L'inspiration : rencontre avec un berger corse

Le point de départ du film remonte à une rencontre que Frédéric Farrucci a eue avec un véritable berger du littoral sud de la Corse. En 2017, le réalisateur avait suivi cet homme dans un documentaire, où il racontait son quotidien difficile, contraint de faire face à la spéculation immobilière grandissante. L’élevage traditionnel en Corse, surtout sur le littoral, a été relégué à l'arrière-plan au profit du tourisme et de projets immobiliers. Ce berger, surnommé lui-même le "dernier des Mohicans", disait ne pas pouvoir transmettre son exploitation à ses enfants, de peur que la pression des promoteurs ne les pousse à vendre leur terrain.

Frédéric Farrucci a été profondément marqué par cette rencontre, qui a servi de base au film Le Mohican. L'idée de montrer un individu enraciné dans son territoire, confronté à une force extérieure implacable, l’a poussé à imaginer une histoire de résistance. L’histoire de Joseph est une métaphore du dernier combat d’un homme face à des forces économiques et mafieuses qui veulent effacer un mode de vie ancestral.

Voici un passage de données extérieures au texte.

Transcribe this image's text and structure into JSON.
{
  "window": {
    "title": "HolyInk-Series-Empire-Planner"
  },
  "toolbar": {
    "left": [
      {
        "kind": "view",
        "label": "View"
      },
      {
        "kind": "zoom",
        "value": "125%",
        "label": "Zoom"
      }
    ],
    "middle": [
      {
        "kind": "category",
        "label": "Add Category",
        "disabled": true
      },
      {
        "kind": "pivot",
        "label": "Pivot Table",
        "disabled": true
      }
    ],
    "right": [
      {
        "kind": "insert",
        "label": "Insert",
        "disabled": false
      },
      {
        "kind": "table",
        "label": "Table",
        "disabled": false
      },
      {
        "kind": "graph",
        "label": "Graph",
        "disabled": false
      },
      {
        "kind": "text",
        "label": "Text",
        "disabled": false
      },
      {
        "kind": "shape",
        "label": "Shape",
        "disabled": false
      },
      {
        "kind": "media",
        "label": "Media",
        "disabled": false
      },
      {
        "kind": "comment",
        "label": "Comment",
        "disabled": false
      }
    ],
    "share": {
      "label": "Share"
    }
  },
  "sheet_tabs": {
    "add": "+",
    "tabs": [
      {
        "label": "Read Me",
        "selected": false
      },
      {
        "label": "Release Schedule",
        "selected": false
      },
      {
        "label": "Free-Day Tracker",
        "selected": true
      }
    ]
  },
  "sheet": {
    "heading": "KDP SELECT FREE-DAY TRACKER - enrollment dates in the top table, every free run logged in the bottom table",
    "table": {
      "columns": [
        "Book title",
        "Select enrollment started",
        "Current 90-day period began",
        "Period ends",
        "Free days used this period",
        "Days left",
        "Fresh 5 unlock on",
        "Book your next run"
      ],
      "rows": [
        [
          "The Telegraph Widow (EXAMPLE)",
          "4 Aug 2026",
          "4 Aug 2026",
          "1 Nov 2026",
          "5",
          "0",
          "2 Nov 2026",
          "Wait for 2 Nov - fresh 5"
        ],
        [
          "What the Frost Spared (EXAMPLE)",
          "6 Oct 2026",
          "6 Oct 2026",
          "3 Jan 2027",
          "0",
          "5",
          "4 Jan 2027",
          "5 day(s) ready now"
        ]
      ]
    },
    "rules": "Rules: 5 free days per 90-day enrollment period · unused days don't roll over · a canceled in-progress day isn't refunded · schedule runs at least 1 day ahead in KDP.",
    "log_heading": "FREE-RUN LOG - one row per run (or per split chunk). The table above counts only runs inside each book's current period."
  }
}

Une vision politique du cinéma

Pour Frédéric Farrucci, le cinéma est un moyen d’aborder des enjeux politiques. Il affirme que chaque film qu'il réalise doit être porté par un message, une réflexion sur la société. Il explique que, dans sa vie d'individu, il a besoin de raconter des histoires qui le bouleversent, qui l’interrogent. Dans le cas de ce film, c’est la question de l’exploitation économique du territoire corse et de la résistance face à cette violence. L’aspect politique du film est ancré dans une réalité qu’il a voulu transposer à travers la fiction.

Le western corse : un genre pour dénoncer

Le genre du western s’impose ici comme une forme de métaphore moderne. Le réalisateur explique que ce format a toujours fait écho à ses propres réflexions sur la Corse. Le film reprend les codes classiques du genre : la confrontation entre le "héros solitaire" et des forces extérieures menaçantes, la cavale dans un paysage majestueux et inhospitalier, les duels et les blessures soignées "à l'ancienne". Ces éléments sont revisités dans le cadre spécifique de la Corse contemporaine.

L’utilisation du Cinémascope, un format souvent associé aux grands westerns classiques, renforce l’aspect épique de cette lutte. En effet, comme dans les films de John Ford, le territoire devient un personnage à part entière, symbolisant à la fois l’isolement et la richesse du contexte. La question du territoire et du conflit de civilisation est au cœur de l’intrigue, et la légende du "dernier des Mohicans" se construit au fur et à mesure du film.

Le personnage de Joseph : l'archétype du héros moderne

Joseph, interprété par Alexis Manenti, est un berger taciturne, au caractère difficilement pénétrable. Le film suit son parcours de fuite et de résistance face à la mafia et aux forces de l'ordre. Le personnage, un héros de la vie quotidienne, incarne un type d'héroïsme moins spectaculaire, plus silencieux et plus intérieur. La sobriété du jeu d'Alexis Manenti donne toute la profondeur au personnage, dont les gestes et les choix se révèlent à travers son corps plus que ses paroles.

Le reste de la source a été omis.